Cinquièmement, les médias occidentaux ont visiblement édulcoré la situation de l’Ukraine contemporaine. Si je comprends parfaitement que ce pays – ses habitants – est à bien des égards victime de l’indigence et de l’arrogance impériale des uns et des autres, il ne faut pas oublier que c’est un territoire marqué – de façon indélébile – par la corruption et l’autoritarisme. Bien sûr, le panorama n’est pas très différent en Russie. Le parlement ukrainien a été décrit comme un parlement des riches ; député et oligarque semblant aller de pair. Autre élément inquiétant, la puissante influence de la droite réactionnaire dans un grand nombre de sphères de la société. En outre, depuis son indépendance en 1991, l’Ukraine est restée un Etat unitaire qui ne reconnaît qu’une seule langue officielle : l’ukrainien et ce, en sachant qu’une partie importante de la population est de langue maternelle russe. Je vous rappelle qu’en 2014 et 2015, les accords de Minsk, qui devaient ouvrir la voie à une paix durable dans le Donbass, demandaient aux autorités ukrainiennes de fédéraliser le pays, ce qui n’a jamais été mis en œuvre.
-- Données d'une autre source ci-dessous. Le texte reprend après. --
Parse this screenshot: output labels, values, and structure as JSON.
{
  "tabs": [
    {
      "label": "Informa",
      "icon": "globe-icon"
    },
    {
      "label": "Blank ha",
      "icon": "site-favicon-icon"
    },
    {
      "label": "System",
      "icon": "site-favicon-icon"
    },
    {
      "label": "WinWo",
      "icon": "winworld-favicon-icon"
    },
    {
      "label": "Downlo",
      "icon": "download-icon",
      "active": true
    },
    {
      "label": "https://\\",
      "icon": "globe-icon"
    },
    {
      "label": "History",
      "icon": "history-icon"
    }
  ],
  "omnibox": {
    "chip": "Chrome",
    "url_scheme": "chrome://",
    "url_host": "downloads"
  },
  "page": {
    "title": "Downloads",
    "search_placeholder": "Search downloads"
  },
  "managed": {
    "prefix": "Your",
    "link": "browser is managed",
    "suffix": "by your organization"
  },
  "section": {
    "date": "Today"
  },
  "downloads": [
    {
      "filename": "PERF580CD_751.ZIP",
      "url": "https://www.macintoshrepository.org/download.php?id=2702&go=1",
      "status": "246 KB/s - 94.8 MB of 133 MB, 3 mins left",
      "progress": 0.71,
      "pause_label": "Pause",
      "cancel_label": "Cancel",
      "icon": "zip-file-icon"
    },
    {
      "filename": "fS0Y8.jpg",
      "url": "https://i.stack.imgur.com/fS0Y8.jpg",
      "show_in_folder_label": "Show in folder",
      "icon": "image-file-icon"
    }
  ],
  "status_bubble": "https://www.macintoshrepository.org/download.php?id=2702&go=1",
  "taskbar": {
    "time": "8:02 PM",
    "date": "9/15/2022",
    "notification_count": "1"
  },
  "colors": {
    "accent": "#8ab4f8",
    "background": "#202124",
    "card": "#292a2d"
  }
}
Je dois inclure dans cette liste d’affronts, un sixième point qui ne devrait pas nous échapper. Je ne sais pas ce qui se passera dans les mois à venir, mais il est utile de rappeler qu’en 2006 et 2009 deux crises se sont produites, provoquée par des différends commerciaux entre la Russie et l’Ukraine. Elles ont entraîné pendant quelques heures l’interruption des livraisons de gaz naturel russe à l’Union européenne. Par contre, il est frappant de relever que lors de la guerre qui a débuté dans le Donbass en 2014 – qui aurait fait 14’000 morts selon certaines estimations – ces approvisionnements n’ont jamais été interrompus. Puissant galant est Monsieur Argent, a écrit Quevedo. L’agressivité verbale et matérielle de deux rivaux supposés irréconciliables a disparu comme par enchantement quand le négoce était en jeu. S’il est vrai que l’Union européenne et en particulier certains de ses membres, ont une dépendance énergétique délicate vis-à-vis de la Russie, il n’est pas moins vrai que cette dernière a besoin des devises fortes que ses exportations énergétiques lui rapportent. Elle n’a actuellement aucun acheteur alternatif. Peut-être que je me trompe, mais il est probable que les sanctions que les puissances occidentales préparent ne vont pas toucher le commerce du gaz. Les nouvelles concernant le gazoduc North Stream II, qui n’est pas encore entré en service, n’affectent pas beaucoup la thèse que j’énonce ici avec prudence.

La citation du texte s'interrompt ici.